After graduating from Bezalel, Landau participated in two group exhibitions as part of the “Art Focus” project. In this initiative, artists showcased their works in vacant spaces within the shops of Tel Aviv’s new central bus station. For her contribution, Landau created an installation that simulated the life of a homeless person residing in the station. As part of the performance, Landau herself chose to live there for a month.

Landau is currently presenting a solo exhibition at the Israel Museum. In her installation, Harbait, she juxtaposes Mount Moriah and the Dome of the Rock with the museum environment. Her work incorporates everyday objects, transformed and re-sculpted, to evoke broader themes. At the center of the exhibition space stands a low structure fashioned from computer mouse pads, designed in the shape of the “drinking stone” on the Temple Mount. In its center, Landau carved a crater where she grew mushrooms cultivated from unconscious humans (referred to as “plants”). Nearby, she constructed a tent from doors and household items.
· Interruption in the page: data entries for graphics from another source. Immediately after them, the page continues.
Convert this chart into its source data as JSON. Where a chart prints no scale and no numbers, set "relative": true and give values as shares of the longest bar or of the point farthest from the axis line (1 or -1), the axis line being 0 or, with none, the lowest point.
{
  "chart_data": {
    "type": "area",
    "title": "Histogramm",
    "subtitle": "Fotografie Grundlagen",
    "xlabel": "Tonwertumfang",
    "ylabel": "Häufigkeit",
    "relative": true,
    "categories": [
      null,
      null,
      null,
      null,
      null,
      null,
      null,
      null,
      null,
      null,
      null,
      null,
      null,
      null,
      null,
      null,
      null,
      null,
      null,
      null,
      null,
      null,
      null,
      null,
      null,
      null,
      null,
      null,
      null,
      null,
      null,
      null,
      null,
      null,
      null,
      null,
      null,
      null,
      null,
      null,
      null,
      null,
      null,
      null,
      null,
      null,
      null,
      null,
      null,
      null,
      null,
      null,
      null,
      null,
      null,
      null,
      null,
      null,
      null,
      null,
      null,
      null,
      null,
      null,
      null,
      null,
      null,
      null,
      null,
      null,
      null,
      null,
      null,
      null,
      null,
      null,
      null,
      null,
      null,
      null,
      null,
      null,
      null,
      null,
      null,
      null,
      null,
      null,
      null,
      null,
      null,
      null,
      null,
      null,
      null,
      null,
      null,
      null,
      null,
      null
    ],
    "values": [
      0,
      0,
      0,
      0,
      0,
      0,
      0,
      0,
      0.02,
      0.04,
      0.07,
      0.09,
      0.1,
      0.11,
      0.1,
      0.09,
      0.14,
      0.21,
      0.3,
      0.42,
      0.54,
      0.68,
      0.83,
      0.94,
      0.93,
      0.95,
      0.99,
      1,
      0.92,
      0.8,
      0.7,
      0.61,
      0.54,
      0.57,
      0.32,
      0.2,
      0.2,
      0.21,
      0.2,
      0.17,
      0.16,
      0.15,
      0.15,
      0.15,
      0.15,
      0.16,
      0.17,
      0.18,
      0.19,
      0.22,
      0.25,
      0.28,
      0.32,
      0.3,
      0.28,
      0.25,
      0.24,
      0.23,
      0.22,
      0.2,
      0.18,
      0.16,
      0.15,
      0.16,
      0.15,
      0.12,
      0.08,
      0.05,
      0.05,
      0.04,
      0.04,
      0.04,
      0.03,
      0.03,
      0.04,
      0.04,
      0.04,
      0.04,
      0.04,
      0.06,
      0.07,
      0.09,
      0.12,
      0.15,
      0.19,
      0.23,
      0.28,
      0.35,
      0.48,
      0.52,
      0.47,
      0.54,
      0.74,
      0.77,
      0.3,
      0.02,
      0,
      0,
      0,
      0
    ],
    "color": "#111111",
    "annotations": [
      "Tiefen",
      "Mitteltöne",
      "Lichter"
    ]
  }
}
Expressive bronze sculptures and other objects are suspended from the ceiling on chains. The exhibition also features video projections that create a dialogue between the museum’s physical and conceptual preservation efforts and the political-social environment surrounding the museum as a national “mountain.” One video includes an interview with a restorer from the Israel Museum, explaining the “smoking” process used to disinfect artworks and eliminate fungi and bacteria. Another segment shows Landau dressed in a black nylon suit and gas mask, photographed at a landfill near the Arab village of El Azaria.